Later media work included financial reports on radio 3AW, filling in for talk-back presenters Neil Mitchell and Derryn Hinch, and television appearances on Network 10's The Project, and Seven Network's Sunrise program. Elliott also filed editorial pieces for the Herald Sun for four years. In January 2013, Elliott replaced Derryn Hinch as presenter of the Drive program on 3AW.

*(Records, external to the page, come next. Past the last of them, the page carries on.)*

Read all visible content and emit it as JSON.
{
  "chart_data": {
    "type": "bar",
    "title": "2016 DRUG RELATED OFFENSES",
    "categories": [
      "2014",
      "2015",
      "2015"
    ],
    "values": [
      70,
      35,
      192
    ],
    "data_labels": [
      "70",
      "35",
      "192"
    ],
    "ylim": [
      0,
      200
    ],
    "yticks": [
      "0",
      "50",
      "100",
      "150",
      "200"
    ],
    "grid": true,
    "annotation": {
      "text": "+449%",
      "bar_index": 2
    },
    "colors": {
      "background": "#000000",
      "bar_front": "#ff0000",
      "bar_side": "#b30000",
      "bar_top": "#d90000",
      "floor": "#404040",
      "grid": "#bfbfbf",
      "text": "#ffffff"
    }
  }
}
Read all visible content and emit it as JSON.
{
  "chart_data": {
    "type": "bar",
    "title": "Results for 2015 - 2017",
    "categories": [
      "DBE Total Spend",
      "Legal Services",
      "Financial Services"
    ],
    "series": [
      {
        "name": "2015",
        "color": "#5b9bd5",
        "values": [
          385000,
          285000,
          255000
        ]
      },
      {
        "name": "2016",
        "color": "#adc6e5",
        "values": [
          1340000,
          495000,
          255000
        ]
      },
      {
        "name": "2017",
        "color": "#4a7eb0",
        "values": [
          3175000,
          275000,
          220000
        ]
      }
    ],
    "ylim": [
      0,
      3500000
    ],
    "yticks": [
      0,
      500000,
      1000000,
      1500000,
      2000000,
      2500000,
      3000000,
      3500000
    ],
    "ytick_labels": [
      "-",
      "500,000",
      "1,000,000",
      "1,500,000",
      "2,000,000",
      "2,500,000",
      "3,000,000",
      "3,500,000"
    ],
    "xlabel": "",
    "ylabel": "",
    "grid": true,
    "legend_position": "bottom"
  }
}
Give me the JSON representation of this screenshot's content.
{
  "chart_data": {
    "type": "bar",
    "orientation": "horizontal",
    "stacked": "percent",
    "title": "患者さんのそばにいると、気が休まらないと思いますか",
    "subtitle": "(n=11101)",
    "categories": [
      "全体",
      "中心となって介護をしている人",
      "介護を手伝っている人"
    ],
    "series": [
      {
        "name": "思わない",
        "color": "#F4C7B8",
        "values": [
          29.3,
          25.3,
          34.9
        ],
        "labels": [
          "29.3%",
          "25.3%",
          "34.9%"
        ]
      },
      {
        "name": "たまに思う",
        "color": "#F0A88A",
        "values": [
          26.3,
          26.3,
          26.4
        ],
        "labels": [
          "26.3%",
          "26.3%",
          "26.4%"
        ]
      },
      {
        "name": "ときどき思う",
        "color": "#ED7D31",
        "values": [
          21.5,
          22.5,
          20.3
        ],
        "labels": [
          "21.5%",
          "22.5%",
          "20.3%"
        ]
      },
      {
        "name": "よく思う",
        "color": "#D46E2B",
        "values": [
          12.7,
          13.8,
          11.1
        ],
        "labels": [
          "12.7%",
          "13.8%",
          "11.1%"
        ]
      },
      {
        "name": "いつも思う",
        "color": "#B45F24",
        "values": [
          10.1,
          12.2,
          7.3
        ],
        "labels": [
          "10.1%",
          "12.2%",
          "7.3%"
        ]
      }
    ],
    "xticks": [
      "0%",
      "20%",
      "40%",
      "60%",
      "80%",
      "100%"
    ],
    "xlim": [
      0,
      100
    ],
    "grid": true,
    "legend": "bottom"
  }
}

In 2014, Elliott was criticised for twice being fooled into thinking he was interviewing people who were later discovered not to be who they claimed to be. In the first instance, Elliott interviewed a person claiming to be Islamic State military commander Abu Omar al-Shishani but who was later discovered to be a Kurd living in Scandinavia. In the second incident, Elliott interviewed a person claiming to be Australian rapper 360 but it was later discovered to be another rapper known as BK Ultra.

In September 2023, 3AW announced that Elliott will replace Neil Mitchell as presenter of Mornings from January 2024. Jacqui Felgate was announced to replace Elliott on Drive.

==Personal life==
Elliott is married to TV presenter and journalist Elise Elliott (née Mooney). They have a daughter, Ava.

Similarly to his father, who was club president for almost twenty years, he is a fervent supporter of the Carlton Football Club.